After all, I had the shell of an old wooden planter from our yard in the fire pit ready to torch.
So what do I do when I have a fire in the back yard and it's just me and my lonesome? Well, I talk to Hubby. After all, he did promise me that every time I have a fire in the fire pit he would be there.
So, I talked to him a bit. Sang to him a bit. I sang him some of the original songs I had written just for him. And then I sang some of my favourite songs that we did back in our band days.... which lead to the song Diamonds and Rust. Wow. Joan Baiez was so prolific. And it struck me how timely that song is for me right here right now.
I know I need to move on. I so badly want to move on. Because all memories give me is diamonds and rust. I need to move forward still further and get beyond that.
I'm sick of being alone. It sucks trying to maintain everything. I don't mind being in charge, but, dang! Some things I would rather let anybody else handle.
I have been working on the front yard all this week because I have some brick work coming on Monday. I am SO SICK of weeding and fighting Mother Nature when it comes to my yard. I have NEVER been an outdoors kind of person. I HATE bugs and weeds. And why the hell have they suddenly decided to take over? They never did in years past. Or perhaps Hubby did much more with the yard than I gave him credit? I dunno.

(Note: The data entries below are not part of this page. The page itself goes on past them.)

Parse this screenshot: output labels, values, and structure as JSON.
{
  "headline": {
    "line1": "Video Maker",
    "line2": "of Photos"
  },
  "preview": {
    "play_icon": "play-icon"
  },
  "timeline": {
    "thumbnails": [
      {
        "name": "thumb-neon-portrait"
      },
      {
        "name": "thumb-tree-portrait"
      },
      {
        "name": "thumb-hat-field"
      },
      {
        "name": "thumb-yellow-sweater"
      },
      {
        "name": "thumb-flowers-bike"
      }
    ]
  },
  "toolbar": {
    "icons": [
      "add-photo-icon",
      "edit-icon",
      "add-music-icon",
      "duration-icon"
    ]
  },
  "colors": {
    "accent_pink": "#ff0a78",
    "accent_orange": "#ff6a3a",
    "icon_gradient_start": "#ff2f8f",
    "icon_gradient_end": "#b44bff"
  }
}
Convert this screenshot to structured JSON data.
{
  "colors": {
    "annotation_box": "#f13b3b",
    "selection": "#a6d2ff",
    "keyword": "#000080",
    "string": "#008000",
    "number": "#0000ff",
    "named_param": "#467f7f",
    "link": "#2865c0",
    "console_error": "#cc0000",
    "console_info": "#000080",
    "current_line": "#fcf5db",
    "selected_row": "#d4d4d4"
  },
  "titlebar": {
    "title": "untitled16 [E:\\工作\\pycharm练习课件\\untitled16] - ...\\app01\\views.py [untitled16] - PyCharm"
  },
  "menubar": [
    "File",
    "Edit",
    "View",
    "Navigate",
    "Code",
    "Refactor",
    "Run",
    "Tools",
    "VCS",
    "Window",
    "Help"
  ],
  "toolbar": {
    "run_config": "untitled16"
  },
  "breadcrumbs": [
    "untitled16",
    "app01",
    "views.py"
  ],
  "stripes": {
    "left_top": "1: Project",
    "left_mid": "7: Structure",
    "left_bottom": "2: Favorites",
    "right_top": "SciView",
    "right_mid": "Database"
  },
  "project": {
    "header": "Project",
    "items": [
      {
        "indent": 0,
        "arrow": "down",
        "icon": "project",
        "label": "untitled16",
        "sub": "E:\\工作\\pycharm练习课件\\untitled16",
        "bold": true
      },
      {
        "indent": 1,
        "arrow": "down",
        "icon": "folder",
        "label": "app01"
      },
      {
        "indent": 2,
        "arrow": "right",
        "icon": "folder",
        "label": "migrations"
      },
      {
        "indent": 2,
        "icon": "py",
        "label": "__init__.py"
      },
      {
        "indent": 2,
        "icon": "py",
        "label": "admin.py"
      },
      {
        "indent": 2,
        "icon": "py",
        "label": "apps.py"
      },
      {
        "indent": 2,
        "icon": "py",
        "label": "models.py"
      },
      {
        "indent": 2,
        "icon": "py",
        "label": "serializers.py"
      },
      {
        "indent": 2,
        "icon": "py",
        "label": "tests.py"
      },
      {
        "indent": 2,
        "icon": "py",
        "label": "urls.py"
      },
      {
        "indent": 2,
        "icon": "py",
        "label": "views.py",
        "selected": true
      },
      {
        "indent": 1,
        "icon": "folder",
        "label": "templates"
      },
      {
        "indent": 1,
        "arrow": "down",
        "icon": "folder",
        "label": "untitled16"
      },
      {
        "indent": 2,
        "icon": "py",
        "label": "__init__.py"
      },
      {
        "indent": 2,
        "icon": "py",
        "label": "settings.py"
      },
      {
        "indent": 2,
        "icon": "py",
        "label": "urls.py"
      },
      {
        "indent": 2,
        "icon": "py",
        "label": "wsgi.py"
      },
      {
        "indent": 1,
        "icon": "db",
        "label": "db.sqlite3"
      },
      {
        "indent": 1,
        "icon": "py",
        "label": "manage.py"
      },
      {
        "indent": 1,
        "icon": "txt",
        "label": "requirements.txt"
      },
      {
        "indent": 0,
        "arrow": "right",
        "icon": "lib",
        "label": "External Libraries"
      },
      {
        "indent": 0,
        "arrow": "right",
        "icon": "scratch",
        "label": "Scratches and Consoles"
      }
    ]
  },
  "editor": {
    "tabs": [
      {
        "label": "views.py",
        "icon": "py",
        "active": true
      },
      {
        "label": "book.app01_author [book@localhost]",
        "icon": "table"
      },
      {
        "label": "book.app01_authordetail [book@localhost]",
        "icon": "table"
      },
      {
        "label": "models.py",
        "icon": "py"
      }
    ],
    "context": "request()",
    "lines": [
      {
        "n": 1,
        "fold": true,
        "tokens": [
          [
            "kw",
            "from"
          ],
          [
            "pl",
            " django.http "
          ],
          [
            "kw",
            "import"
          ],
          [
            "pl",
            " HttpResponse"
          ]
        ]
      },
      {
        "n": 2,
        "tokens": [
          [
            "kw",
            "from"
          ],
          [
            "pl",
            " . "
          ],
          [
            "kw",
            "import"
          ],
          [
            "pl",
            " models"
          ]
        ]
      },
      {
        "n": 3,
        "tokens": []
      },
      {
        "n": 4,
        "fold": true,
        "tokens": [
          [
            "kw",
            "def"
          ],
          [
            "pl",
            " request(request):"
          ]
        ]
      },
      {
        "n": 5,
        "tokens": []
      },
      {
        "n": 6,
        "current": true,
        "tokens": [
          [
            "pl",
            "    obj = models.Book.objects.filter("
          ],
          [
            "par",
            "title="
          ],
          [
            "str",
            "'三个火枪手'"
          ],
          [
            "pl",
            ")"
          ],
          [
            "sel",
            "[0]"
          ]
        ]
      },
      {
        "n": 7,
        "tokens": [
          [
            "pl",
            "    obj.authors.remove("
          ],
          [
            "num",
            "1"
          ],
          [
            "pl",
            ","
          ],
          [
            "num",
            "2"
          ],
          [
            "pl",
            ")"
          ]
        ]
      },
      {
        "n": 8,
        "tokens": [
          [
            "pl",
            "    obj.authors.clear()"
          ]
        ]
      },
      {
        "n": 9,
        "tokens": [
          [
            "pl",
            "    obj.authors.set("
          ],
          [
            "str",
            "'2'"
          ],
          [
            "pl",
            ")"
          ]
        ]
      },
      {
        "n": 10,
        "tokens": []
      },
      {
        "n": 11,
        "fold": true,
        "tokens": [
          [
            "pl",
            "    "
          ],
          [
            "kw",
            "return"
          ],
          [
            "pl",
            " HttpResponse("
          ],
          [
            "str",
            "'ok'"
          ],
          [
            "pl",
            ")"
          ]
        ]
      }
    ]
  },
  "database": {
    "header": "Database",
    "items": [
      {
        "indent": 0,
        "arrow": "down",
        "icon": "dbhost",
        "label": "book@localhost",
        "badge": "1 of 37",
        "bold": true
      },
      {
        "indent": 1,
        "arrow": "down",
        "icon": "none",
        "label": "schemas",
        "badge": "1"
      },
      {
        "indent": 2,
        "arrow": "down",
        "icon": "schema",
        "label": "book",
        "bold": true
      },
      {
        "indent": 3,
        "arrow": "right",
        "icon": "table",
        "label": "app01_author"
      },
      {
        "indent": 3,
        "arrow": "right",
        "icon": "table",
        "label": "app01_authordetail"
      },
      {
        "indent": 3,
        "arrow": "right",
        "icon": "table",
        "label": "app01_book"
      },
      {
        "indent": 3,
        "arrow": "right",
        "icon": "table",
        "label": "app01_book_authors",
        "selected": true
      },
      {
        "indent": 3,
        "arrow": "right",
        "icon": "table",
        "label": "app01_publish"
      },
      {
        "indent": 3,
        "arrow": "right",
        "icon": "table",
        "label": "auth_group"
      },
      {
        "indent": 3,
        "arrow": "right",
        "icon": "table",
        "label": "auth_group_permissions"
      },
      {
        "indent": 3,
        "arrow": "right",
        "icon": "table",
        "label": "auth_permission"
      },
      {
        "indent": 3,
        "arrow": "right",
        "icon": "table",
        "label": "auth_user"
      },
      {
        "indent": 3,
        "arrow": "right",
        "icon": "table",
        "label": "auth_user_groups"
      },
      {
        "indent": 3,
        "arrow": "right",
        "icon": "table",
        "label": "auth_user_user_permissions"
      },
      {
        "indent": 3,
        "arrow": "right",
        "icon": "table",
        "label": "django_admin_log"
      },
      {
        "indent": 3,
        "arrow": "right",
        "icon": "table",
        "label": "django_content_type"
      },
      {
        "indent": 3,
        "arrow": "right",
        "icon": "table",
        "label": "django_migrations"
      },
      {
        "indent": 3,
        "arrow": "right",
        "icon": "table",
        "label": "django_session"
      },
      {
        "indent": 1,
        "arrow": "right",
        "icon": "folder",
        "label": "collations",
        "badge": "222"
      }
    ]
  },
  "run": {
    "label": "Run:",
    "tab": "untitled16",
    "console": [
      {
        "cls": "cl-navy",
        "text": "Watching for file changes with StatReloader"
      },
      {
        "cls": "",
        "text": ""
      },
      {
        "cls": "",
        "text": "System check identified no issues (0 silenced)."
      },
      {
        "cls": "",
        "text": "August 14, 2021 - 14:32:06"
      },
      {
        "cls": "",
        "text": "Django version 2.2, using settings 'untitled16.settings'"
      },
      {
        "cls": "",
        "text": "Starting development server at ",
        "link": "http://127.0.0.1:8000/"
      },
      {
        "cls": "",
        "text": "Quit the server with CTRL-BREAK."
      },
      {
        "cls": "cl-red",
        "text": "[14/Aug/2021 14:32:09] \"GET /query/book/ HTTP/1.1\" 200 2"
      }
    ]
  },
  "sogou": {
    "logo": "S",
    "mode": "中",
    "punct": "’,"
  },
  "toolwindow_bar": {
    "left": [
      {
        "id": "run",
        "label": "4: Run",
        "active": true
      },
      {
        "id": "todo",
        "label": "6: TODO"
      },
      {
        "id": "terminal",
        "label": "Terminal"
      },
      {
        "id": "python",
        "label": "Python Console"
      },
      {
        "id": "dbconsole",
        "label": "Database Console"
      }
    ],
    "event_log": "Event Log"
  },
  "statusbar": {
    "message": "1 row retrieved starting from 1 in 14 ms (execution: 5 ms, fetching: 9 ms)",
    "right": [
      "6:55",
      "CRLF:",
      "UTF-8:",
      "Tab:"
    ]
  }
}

I just know that I am an indoors kind of gal and I need to put "Adores Yard-work" on my checklist for a future potential mate.
Today was such a beautiful day. I was in good spirits, and the weather was amazing. And it is lovely having the windows open and hearing St Vinnie's Clock ringing each hour. It brings comfort to me and reminds me of better days. But you know what? It is up to ME to bring my OWN BETTER DAYS right here, right now. I am building a pretty cool life here for me and my boys. We have walked through the ashes and we need to get beyond that and make it all worth it. THAT is why GOD put us on this earth.